Une question de personne, un problème de société

Dans un contexte difficile pour la psychanalyse, le livre de Catherine Grangeard arrive à point nommé pour qui veut prendre soin des personnes souffrant d’un excès pondéral. En rappelant que : 30% des femmes à IMC normal plus 15% des femmes minces (IMC inférieur à 22) ont suivi un régime l’année précédent l’enquête de l’Anses et que cette enquête montre que 32% de la population est en surpoids et 14, 5% en obésité, Catherine Grangeard rappelle, si besoin était, que les régimes sont devenus un problème de santé publique et que la question d'une personne devient un problème de société.

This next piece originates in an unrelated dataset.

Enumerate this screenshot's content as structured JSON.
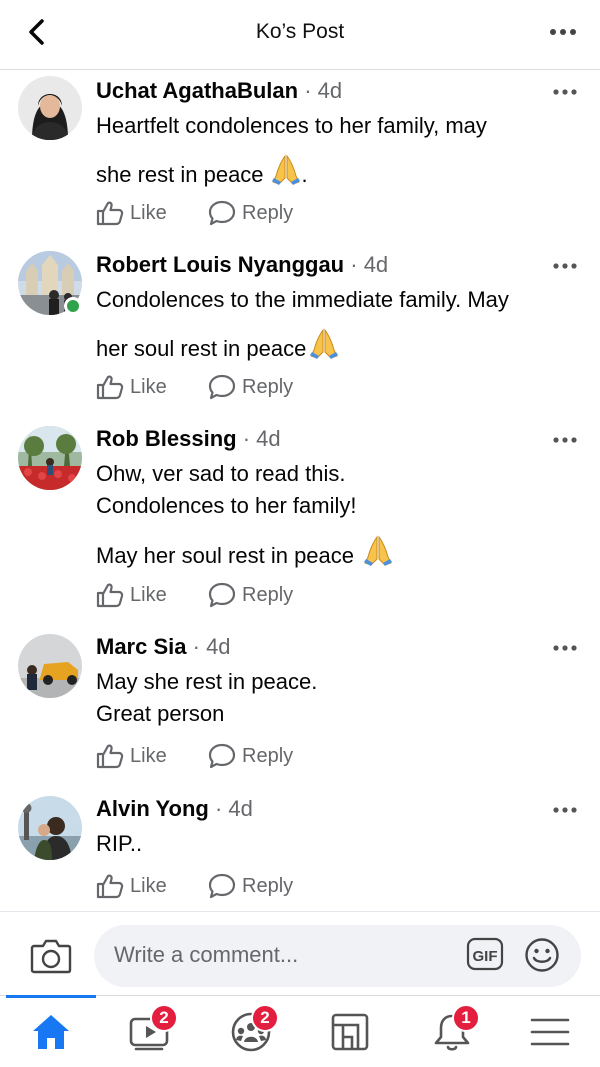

En faisant de l’obésité une question de personne et non pas une « maladie » avec son corollaire ontologique qui ferait exister l’obésité comme une entité à part entière comme par exemple le diabète, Catherine Grangeard rappelle que derrière le visible de l’obésité, il y a un sujet qui parle et qui souffre et qui, en tant que tel, doit être « compris » c'est-à-dire que cela impose d’accepter cette part étrangère à soi, ce qui évite de faire de l’obèse un bouc émissaire. Envisager la personne obèse autrement que comme quelqu'un à faire maigrir d'emblée et se poser des questions sur les raisons ayant mené cette personne là où elle en est, voilà l’essentiel de ce livre.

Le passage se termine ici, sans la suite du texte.